You could hardly blame these two relative newcomers if they just gave up and turned into the kind of resigned city residents they see living in their neighborhood.

But they didn’t. They called me.

And I called Deputy Streets Commissioner Donald Carlton.

“I’ll have a manager inspect the truck that does that route, and if there are any issues with the seal, we’ll take care of it,” Carlton told me. 

He added that he’d also have a manager monitor the crew for spillages – and whether or not they’re getting swept up.

To which I say, thank you, Deputy Commissioner Carlton.

But I have to wonder: What took so long? And why does it take a call from a news outlet for anyone to take notice?

Because it turns out that this kind of spillage is a historic issue with city trash trucks. It happens when the rubber seal between the truck and the hopper erodes, creating holes through which the garbage squirts out when the compactor is turned on.

“We call it ‘trash juicing.’ It’s the way the trucks are designed, with holes that are supposed to let fluid out,” Carlton told me. “But over time we had a lot of complaints about the stench that the fluid would leave behind, so we had a seal made to plug them up.”

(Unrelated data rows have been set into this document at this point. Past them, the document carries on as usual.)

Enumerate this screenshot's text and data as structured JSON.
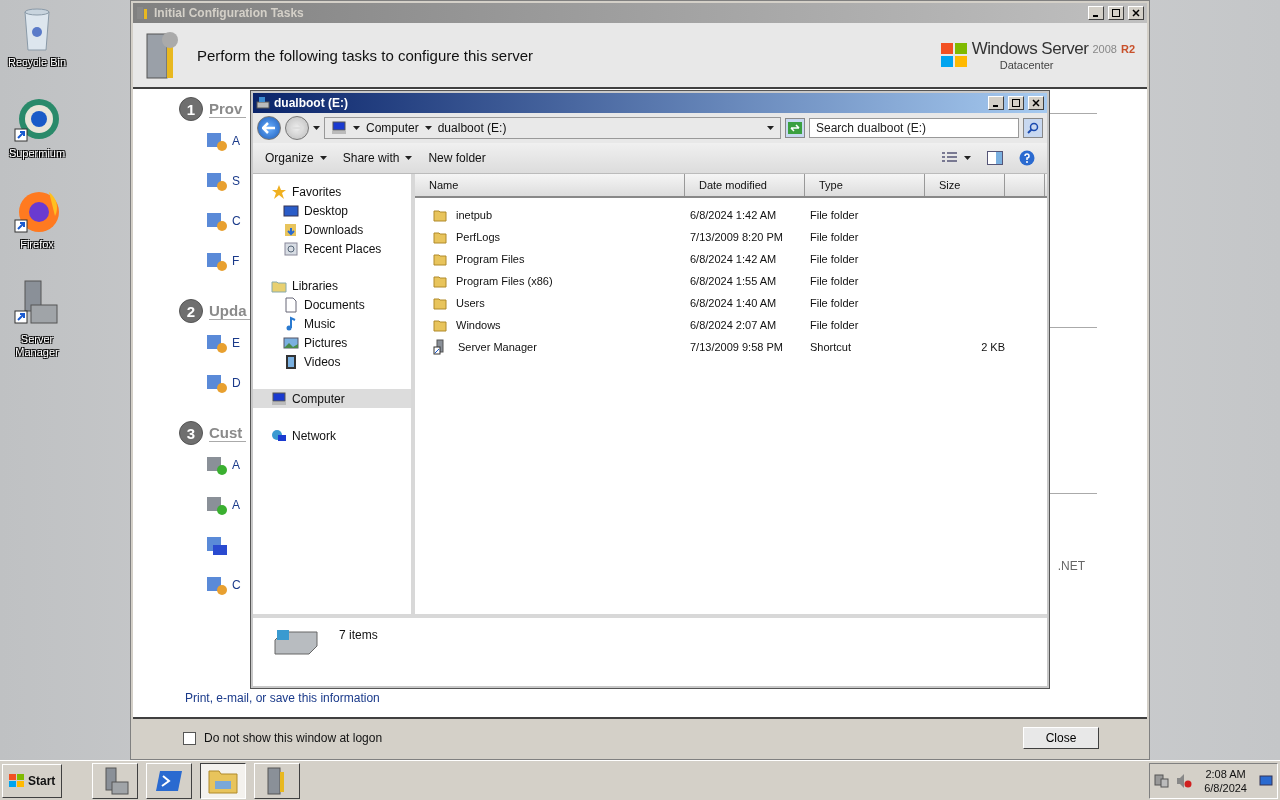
{
  "desktop_icons": [
    {
      "label": "Recycle Bin",
      "kind": "recycle"
    },
    {
      "label": "Supermium",
      "kind": "browser"
    },
    {
      "label": "Firefox",
      "kind": "firefox"
    },
    {
      "label": "Server Manager",
      "kind": "server"
    }
  ],
  "config_window": {
    "title": "Initial Configuration Tasks",
    "header": "Perform the following tasks to configure this server",
    "brand": {
      "name": "Windows Server",
      "version": "2008",
      "release": "R2",
      "edition": "Datacenter"
    },
    "sections": [
      {
        "number": "1",
        "heading": "Prov",
        "items": [
          {
            "label": "A"
          },
          {
            "label": "S"
          },
          {
            "label": "C"
          },
          {
            "label": "F"
          }
        ]
      },
      {
        "number": "2",
        "heading": "Upda",
        "items": [
          {
            "label": "E"
          },
          {
            "label": "D"
          }
        ]
      },
      {
        "number": "3",
        "heading": "Cust",
        "items": [
          {
            "label": "A"
          },
          {
            "label": "A"
          },
          {
            "kind": "unlabeled"
          },
          {
            "label": "C"
          }
        ]
      }
    ],
    "side_text": ".NET",
    "print_link": "Print, e-mail, or save this information",
    "dont_show": {
      "label": "Do not show this window at logon",
      "checked": false
    },
    "close_button": "Close"
  },
  "explorer": {
    "title": "dualboot (E:)",
    "breadcrumb": [
      "Computer",
      "dualboot (E:)"
    ],
    "search": {
      "placeholder": "Search dualboot (E:)"
    },
    "toolbar": [
      {
        "label": "Organize",
        "menu": true
      },
      {
        "label": "Share with",
        "menu": true
      },
      {
        "label": "New folder",
        "menu": false
      }
    ],
    "nav": [
      {
        "label": "Favorites",
        "kind": "star",
        "selected": false,
        "children": [
          {
            "label": "Desktop",
            "kind": "desktop"
          },
          {
            "label": "Downloads",
            "kind": "downloads"
          },
          {
            "label": "Recent Places",
            "kind": "recent"
          }
        ]
      },
      {
        "label": "Libraries",
        "kind": "library",
        "selected": false,
        "children": [
          {
            "label": "Documents",
            "kind": "document"
          },
          {
            "label": "Music",
            "kind": "music"
          },
          {
            "label": "Pictures",
            "kind": "pictures"
          },
          {
            "label": "Videos",
            "kind": "video"
          }
        ]
      },
      {
        "label": "Computer",
        "kind": "computer",
        "selected": true
      },
      {
        "label": "Network",
        "kind": "network",
        "selected": false
      }
    ],
    "columns": [
      "Name",
      "Date modified",
      "Type",
      "Size"
    ],
    "rows": [
      {
        "name": "inetpub",
        "date": "6/8/2024 1:42 AM",
        "type": "File folder",
        "kind": "folder"
      },
      {
        "name": "PerfLogs",
        "date": "7/13/2009 8:20 PM",
        "type": "File folder",
        "kind": "folder"
      },
      {
        "name": "Program Files",
        "date": "6/8/2024 1:42 AM",
        "type": "File folder",
        "kind": "folder"
      },
      {
        "name": "Program Files (x86)",
        "date": "6/8/2024 1:55 AM",
        "type": "File folder",
        "kind": "folder"
      },
      {
        "name": "Users",
        "date": "6/8/2024 1:40 AM",
        "type": "File folder",
        "kind": "folder"
      },
      {
        "name": "Windows",
        "date": "6/8/2024 2:07 AM",
        "type": "File folder",
        "kind": "folder"
      },
      {
        "name": "Server Manager",
        "date": "7/13/2009 9:58 PM",
        "type": "Shortcut",
        "size": "2 KB",
        "kind": "shortcut"
      }
    ],
    "status": "7 items"
  },
  "taskbar": {
    "start": "Start",
    "buttons": [
      {
        "kind": "server",
        "selected": false
      },
      {
        "kind": "powershell",
        "selected": false
      },
      {
        "kind": "explorer",
        "selected": true
      },
      {
        "kind": "config",
        "selected": false
      }
    ],
    "time": "2:08 AM",
    "date": "6/8/2024"
  }
}
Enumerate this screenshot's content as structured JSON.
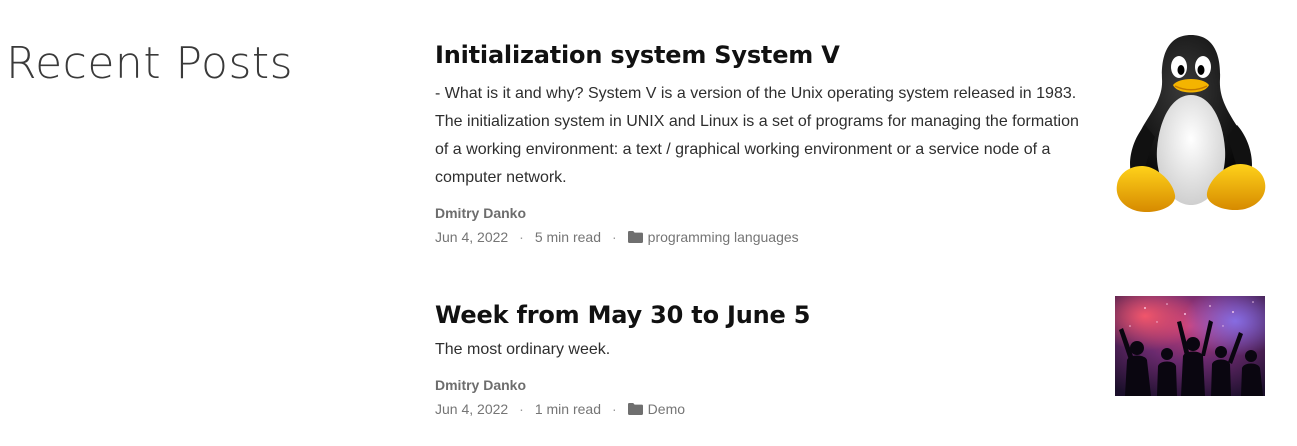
{
  "section": {
    "title": "Recent Posts"
  },
  "posts": [
    {
      "title": "Initialization system System V",
      "excerpt": "- What is it and why? System V is a version of the Unix operating system released in 1983. The initialization system in UNIX and Linux is a set of programs for managing the formation of a working environment: a text / graphical working environment or a service node of a computer network.",
      "author": "Dmitry Danko",
      "date": "Jun 4, 2022",
      "read_time": "5 min read",
      "separator": "·",
      "category": "programming languages",
      "category_icon": "folder-icon",
      "thumbnail": "linux-penguin-image"
    },
    {
      "title": "Week from May 30 to June 5",
      "excerpt": "The most ordinary week.",
      "author": "Dmitry Danko",
      "date": "Jun 4, 2022",
      "read_time": "1 min read",
      "separator": "·",
      "category": "Demo",
      "category_icon": "folder-icon",
      "thumbnail": "party-crowd-image"
    }
  ],
  "colors": {
    "heading": "#111111",
    "meta": "#757575",
    "section_title": "#3a3a3a"
  }
}
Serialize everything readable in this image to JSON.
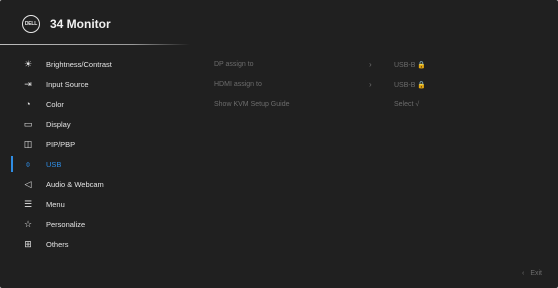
{
  "header": {
    "logo_text": "DELL",
    "model": "34 Monitor"
  },
  "menu": {
    "items": [
      {
        "label": "Brightness/Contrast",
        "icon": "brightness-icon",
        "glyph": "☀",
        "active": false
      },
      {
        "label": "Input Source",
        "icon": "input-source-icon",
        "glyph": "⇥",
        "active": false
      },
      {
        "label": "Color",
        "icon": "color-palette-icon",
        "glyph": "◔",
        "active": false
      },
      {
        "label": "Display",
        "icon": "display-icon",
        "glyph": "▭",
        "active": false
      },
      {
        "label": "PIP/PBP",
        "icon": "pip-pbp-icon",
        "glyph": "◫",
        "active": false
      },
      {
        "label": "USB",
        "icon": "usb-mouse-icon",
        "glyph": "⌽",
        "active": true
      },
      {
        "label": "Audio & Webcam",
        "icon": "audio-webcam-icon",
        "glyph": "◁",
        "active": false
      },
      {
        "label": "Menu",
        "icon": "menu-icon",
        "glyph": "☰",
        "active": false
      },
      {
        "label": "Personalize",
        "icon": "star-icon",
        "glyph": "☆",
        "active": false
      },
      {
        "label": "Others",
        "icon": "others-icon",
        "glyph": "⊞",
        "active": false
      }
    ]
  },
  "submenu": {
    "rows": [
      {
        "label": "DP assign to",
        "arrow": "›",
        "value": "USB-B 🔒"
      },
      {
        "label": "HDMI assign to",
        "arrow": "›",
        "value": "USB-B 🔒"
      },
      {
        "label": "Show KVM Setup Guide",
        "arrow": "",
        "value": "Select √"
      }
    ]
  },
  "footer": {
    "exit_chevron": "‹",
    "exit_label": "Exit"
  },
  "colors": {
    "background": "#202020",
    "accent": "#2f8de4",
    "disabled_text": "#6c6c6c"
  }
}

Streets Department spokeswoman June Cantor said the problem on the 800 block of N. Bucknell is an isolated issue and not an ongoing problem.

But I’m pretty sure the residents would not agree.

On this street, for instance, the official record of complaints dates back five years – one in February 2010, one in November 2011 and two in March 2013. And that doesn’t include all the grousing and complaining done by neighbors who no longer bother to call 311.

There’s something wrong when any city street gets so trashed, so regularly, by its own workers.